The status of axillary LNM is an important factor affecting the prognosis of BC patients(1, 7). Currently, clinicians mainly rely on mammography, ultrasound, and MRI(8) for the diagnosis of axillary LNM in BC(9). Furthermore, PET/CT has relatively low sensitivity for diagnosing LNM in BC(10). Axillary lymph node biopsy is an invasive procedure that may cause complications such as lymphedema, pain, numbness, limitation of shoulder movement, and nerve injury(11). Therefore, preoperative assessment of axillary lymph nodes using a noninvasive method can avoid unnecessary anterior lymph node biopsy and axillary lymph node dissection.
Recent studies have shown that radiomics have a good predictive power for evaluating LNM various cancers(12, 13). Radiomics features are the product of genotypic and phenotypic influences of tissues that can reflect the biology of tumors(14) and provide reliable potential imaging-based biomarkers for improving diagnosis, optimizing treatment plans, and predicting outcome(15, 16). The current approach of predicting axillary LNM in BC using radiomics evaluates the axillary lymph node images obtained by X-ray mammography, ultrasound, and MRI, of which evaluation of the ultrasound scans are the most frequently used for diagnosis. Mao et al.(17) predicted axillary LNM based on mammography radiomics with an AUC of 0.79; Qiu et al.(18) predicted axillary LNM based on breast ultrasound radiomics with an AUC of 0.759; and Tan et al.(19) predicted axillary LNM based on breast MRI radiomics with an AUC of 0.805. Lee et al.(20) and Gao et al.(21) achieved good predictive results based on breast ultrasound radiomics to evaluate axillary lymph node metastasis.
The application of PET radiomics has not been widely studied in the diagnosis of BC lymph node metastasis; however, it has shown to improve the diagnostic sensitivity for LNM patients with BC(22). As a non-invasive, visual method that can quantify the entire tumor heterogeneity, PET radiomics can reflect the biological characteristics of tumors more objectively and comprehensively by extracting quantifiable image features from the ROI of PET images in high throughput, creating high-dimensional datasets, and mining the features associated with tumors through data mining analysis techniques(23). In previous studies(21, 22), PET imaging-based histology of primary BC was analyzed to predict axillary lymph node status with AUCs of 0.64 and 0.89, respectively, thus showing a large difference in diagnostic efficacy. Therefore, in this study, a comprehensive model (model 3) was constructed to predict axillary LNM based on PET radiomics in addition to the evaluation of the clinical, pathological, ultrasound, and PET/CT parameters. The results showed that model 3 had higher a discrimination and calibration for predicting LNM in BC, with positive improvements in both continuous NRI and IDII, relative to the other two models. Model 3 had a stronger predictive performance as well as a net benefit for more patients.

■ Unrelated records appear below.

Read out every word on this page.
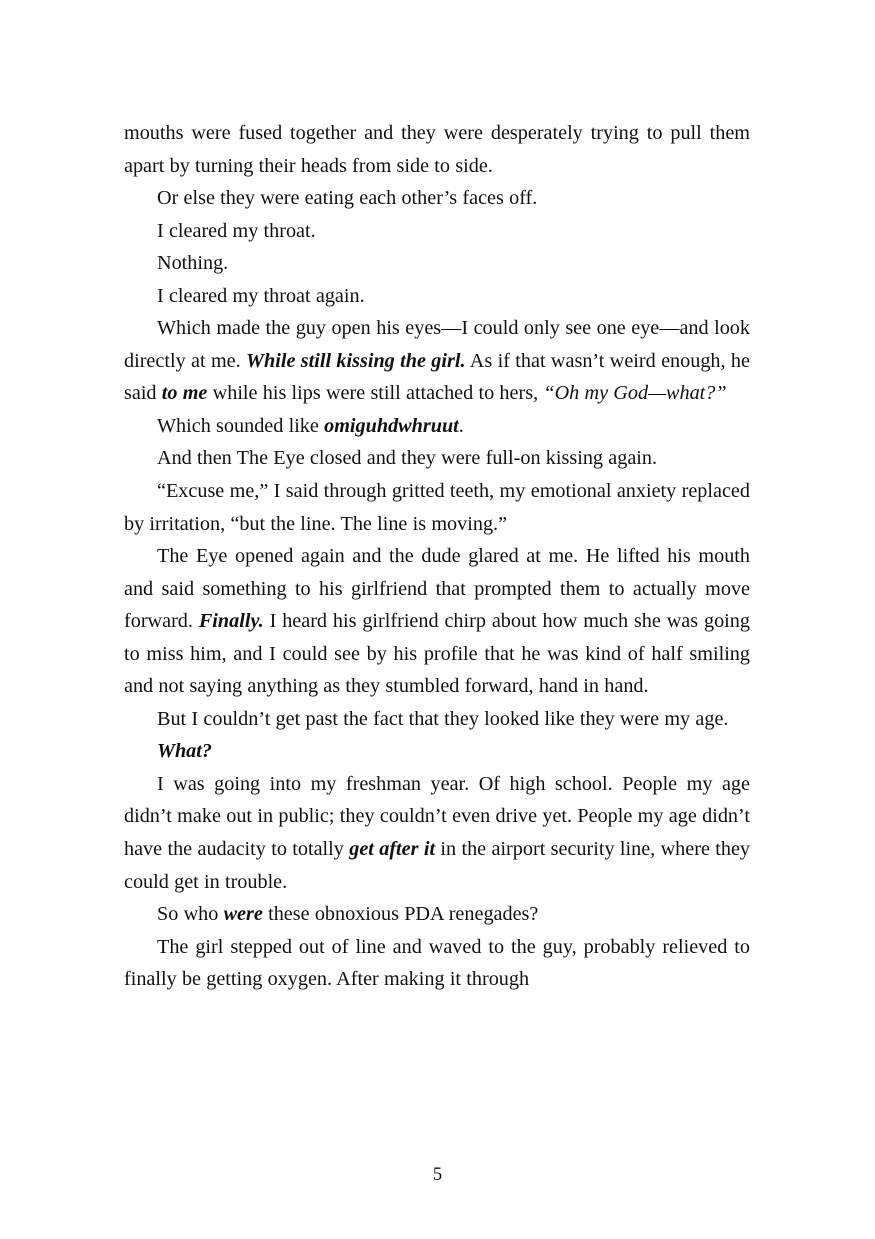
mouths were fused together and they were desperately trying to pull them apart by turning their heads from side to side.

Or else they were eating each other’s faces off.

I cleared my throat.

Nothing.

I cleared my throat again.

Which made the guy open his eyes—I could only see one eye—and look directly at me. While still kissing the girl. As if that wasn’t weird enough, he said to me while his lips were still attached to hers, “Oh my God—what?”

Which sounded like omiguhdwhruut.

And then The Eye closed and they were full-on kissing again.

“Excuse me,” I said through gritted teeth, my emotional anxiety replaced by irritation, “but the line. The line is moving.”

The Eye opened again and the dude glared at me. He lifted his mouth and said something to his girlfriend that prompted them to actually move forward. Finally. I heard his girlfriend chirp about how much she was going to miss him, and I could see by his profile that he was kind of half smiling and not saying anything as they stumbled forward, hand in hand.

But I couldn’t get past the fact that they looked like they were my age.

What?

I was going into my freshman year. Of high school. People my age didn’t make out in public; they couldn’t even drive yet. People my age didn’t have the audacity to totally get after it in the airport security line, where they could get in trouble.

So who were these obnoxious PDA renegades?

The girl stepped out of line and waved to the guy, probably relieved to finally be getting oxygen. After making it through

5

Previous studies have often predicted LNM by the volume of the primary tumor and its metabolic parameters. For example, studies by De(24) and Song et al.(9, 25) showed that the metabolic activity of the primary tumor obtained by 18-FDG PET/CT in rectal, gastric, and BCs was positively correlated with lymph node metastasis. In contrast, SUVmax, SUVmean, SD, and MTV did not significantly correlate with axillary LNM the present study. Another study(22) showed that data on pathological classification, molecular subtypes, and immunohistochemistry were not associated with axillary lymph node metastasis, and the present study was similar to these results.
Limitations of this study are that it was a retrospective single-center study with possible selection bias; patients with multifocal lesions, bilateral lesions, and occult lesions were excluded because it was difficult to identify lesions that would lead to lymph node metastasis; and only internal validation was performed due to the volume of data, which needs to be expanded for external validation.